In dem im Januar 2014 veröffentlichten Papier empfiehlt der „UN-Ausschuss für die Rechte des Kindes“ der Bundesrepublik, „das Mindestalter der Rekrutierung für die Streitkräfte auf 18 Jahre“ festzulegen und „alle Formen von Werbekampagnen für die deutschen Streitkräfte, die auf Kinder abzielen“, zu verbieten. Die Bundes-regierung ignoriert die Forderungen bis heute.
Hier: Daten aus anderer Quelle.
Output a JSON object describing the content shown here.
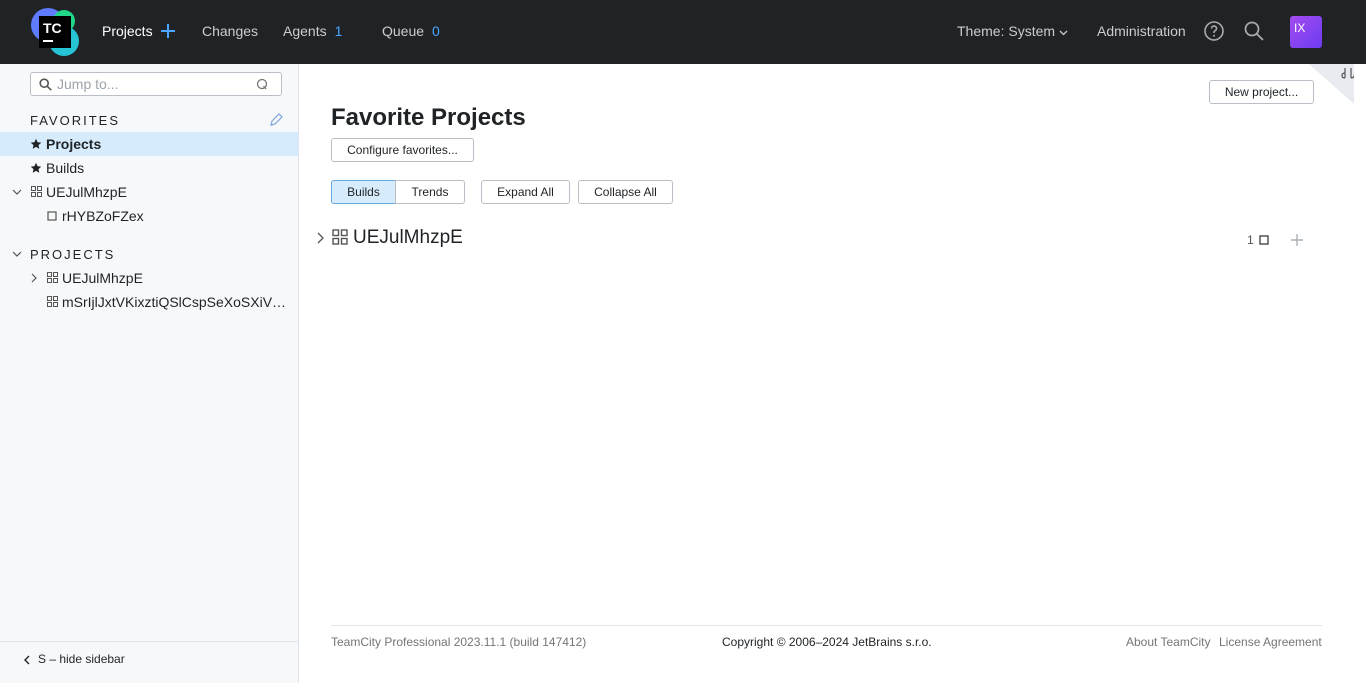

Gefährliche Zerrbilder: Kinderkommission stützt UN-Forderungen

Dabei hat die Kinderkommission die UN-Forderungen 2016 sogar nochmals deutlich unterstrichen: Neben Christian Nachtwey klärten Expert*innen von „terre des hommes“, der Kindernothilfe, der GEW, der militärkritischen „Informationsstelle Militarisierung“ sowie Psycholog*innen und Medienwissenschaftler*innen die Bundestagsabgeordneten auf. Eine Schülerin schilderte zudem, wie sie Bundeswehrwerbung an ihrer Schule erlebt hatte – sie berichtete auch vom Druck, der an Schulen auf junge Leute ausgeübt wird, die sich gegen Auftritte von Soldat*innen wehren.
Ralf Willinger vom Kinderhilfswerk „terre des hommes“ und Sprecher des „Deutschen Bündnisses Kindersoldaten“ kritisierte vor der Kinderkommission im Januar 2016 speziell die „Mach, was wirklich zählt“-Kampagne, denn sie betone insbesondere den Aspekt von Abenteuer, Challenge, Fun oder Action. „Viele Soldaten sehen das genauso, weil sie die Realität, die die Jugendlichen oder jungen Erwachsenen nachher in der Bundeswehr vorfinden, überhaupt nicht abbilde“, fügte Ralf Willinger hinzu und erläuterte: „Das kann dazu führen, dass sich Jugendliche mit einem völlig falschen Bild für die Bundeswehr interessieren. Aus unserer Sicht ist das auch aus kinderrechtlichen Aspekten nicht zulässig. Das ist also auch ethisch sehr fragwürdig.“
Die Sitzungen der Kinderkommission mündeten im September 2016 in einer Stellungnahme, die im Konsens von allen (!) Mitgliedern des Ausschusses verabschiedet wurde – also von Abgeordneten aller damaligen Bundestagsfraktionen. Darin fordern die Politiker*innen unter anderem:

  • die Anhebung des Mindestalters für den Dienstbeginn von Soldat*innen auf 18 Jahre,
  • die vollständige Umsetzung der Empfehlungen des „UN-Ausschusses für die Rechte des Kindes“ an die Bundesrepublik Deutschland sowie
  • ein Verbot von Werbung für die Bundeswehr, die an Minderjährige gerichtet ist.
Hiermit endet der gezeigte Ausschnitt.